Trois hommes, dont un est détenu, sont poursuivis devant le tribunal correctionnel, pour trafic de drogue, un fléau qui prospère à Verviers. On se souviendra de ces paroles de l’actuel procureur du roi de Liège Damien Leboutte quand il était à Verviers.
Ce dernier avait prédit que « bientôt, il suffira de respirer l’air de Verviers pour être intoxiqué ! » Un procès parmi ceux du genre qui se multiplient devant les tribunaux de Verviers semble conforter cette affirmation un rien ironique. C’est lors d’une perquisition dans un logement de la rue de France, dans le cadre d’un autre dossier concernant des armes, qu’on y découvre un lot de cocaïne et de haschich plus des sachets servant à l’emballage de doses de drogue.
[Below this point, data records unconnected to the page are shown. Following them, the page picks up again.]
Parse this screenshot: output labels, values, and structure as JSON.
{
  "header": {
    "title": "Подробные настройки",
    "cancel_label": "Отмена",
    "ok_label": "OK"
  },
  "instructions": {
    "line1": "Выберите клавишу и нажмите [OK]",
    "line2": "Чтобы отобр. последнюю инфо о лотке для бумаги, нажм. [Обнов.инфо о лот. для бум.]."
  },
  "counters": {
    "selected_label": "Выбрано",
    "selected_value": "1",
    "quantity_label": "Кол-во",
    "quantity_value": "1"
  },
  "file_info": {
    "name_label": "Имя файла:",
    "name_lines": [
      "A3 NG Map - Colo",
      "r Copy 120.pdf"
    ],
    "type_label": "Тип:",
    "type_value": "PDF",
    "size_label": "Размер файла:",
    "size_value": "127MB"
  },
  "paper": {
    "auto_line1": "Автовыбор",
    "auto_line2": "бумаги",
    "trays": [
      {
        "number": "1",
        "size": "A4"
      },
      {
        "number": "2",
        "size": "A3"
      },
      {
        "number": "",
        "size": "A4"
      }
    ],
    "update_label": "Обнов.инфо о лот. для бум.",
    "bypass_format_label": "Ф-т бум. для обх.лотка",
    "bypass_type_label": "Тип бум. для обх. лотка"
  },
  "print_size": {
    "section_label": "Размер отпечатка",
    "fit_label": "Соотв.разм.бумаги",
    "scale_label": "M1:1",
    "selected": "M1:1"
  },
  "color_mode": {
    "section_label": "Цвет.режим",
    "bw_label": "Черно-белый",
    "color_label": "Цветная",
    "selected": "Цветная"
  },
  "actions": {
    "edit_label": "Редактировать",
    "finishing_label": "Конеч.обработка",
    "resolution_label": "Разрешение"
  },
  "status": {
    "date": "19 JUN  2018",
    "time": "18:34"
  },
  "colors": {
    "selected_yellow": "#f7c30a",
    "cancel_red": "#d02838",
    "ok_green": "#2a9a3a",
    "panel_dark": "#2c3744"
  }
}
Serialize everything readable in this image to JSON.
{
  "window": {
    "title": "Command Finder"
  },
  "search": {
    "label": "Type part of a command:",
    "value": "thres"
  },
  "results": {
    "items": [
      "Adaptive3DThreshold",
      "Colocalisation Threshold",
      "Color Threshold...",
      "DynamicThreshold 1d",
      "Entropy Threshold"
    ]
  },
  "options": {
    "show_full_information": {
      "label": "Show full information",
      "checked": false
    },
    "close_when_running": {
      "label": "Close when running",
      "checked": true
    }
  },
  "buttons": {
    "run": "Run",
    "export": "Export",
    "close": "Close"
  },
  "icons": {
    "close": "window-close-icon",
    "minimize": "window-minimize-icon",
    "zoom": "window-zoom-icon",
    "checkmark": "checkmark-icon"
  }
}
Là habite un certain Amir (nom d’emprunt) mais les policiers ont la surprise de tomber en sa compagnie un certain Tahir (idem), qui est bien connu par eux puisqu’il a déjà à son palmarès deux condamnations pour trafic de drogue, dont une à 3 ans de prison. Ce dernier, qui comparaît détenu est en séjour illégal, après un séjour en Allemagne. Il prétend être Tunisien, mais l’enquête a pu prouver qu’il était en fait Marocain. Tahir dit aussi qu’il a maintenant une petite amie qui va le sortir de l’illégalité, on suppose en se mariant. « Et ben, elle va avoir du travail » ironise le juge M. Defechereux.
Après avoir dit qu’il ne faisait que loger chez Amir et n’avoir rien à voir dans un trafic, il avouera s’être remis dès sa sortie de prison et son séjour en Allemagne à vendre juste pour manger et boire, et couvrir sa consommation. Un grand classique !
Le cannabis n'est pas anodin
Et puis il y a le cas d’un troisième larron, Ali, impliqué dans le trafic. D’abord, il affirme qu’il ne connait pas Amir, alors que l’enquête révélera qu’il en était en fait le neveu. Mais il admet consommer 1 gramme de cannabis par mois et qu’il consomme depuis l’âge de 16 ans alors qu’il en a maintenant 19. « C’est difficile d’arrêter » dit-il, en entraînant une réplique du juge : « Ah ça, c’est sûr, même le cannabis n’est pas anodin ! » Il avoue quand même avoir dépanné deux ou trois amis. « Mais je n’étais pas au courant que cela était considéré comme de la vente » prétend-il benoitement. Quant à Amir, il prétend n’avoir ni vendu ni même consommé, au mépris d’une photo le montrant snifer une ligne de cocaïne.
S’il admet qu’on n’avait pas affaire à un énorme trafic d’importance, le Ministère public réclame 18 mois de prison pour Tahir, compte tenu de sa récidive légale, mais se montre plus modéré pour Ali en réclamant six mois, et carrément la suspension du prononcé pour Amir qui n’est poursuivi que pour détention. Chose étonnante, son avocat plaide lui pour une peine de travail.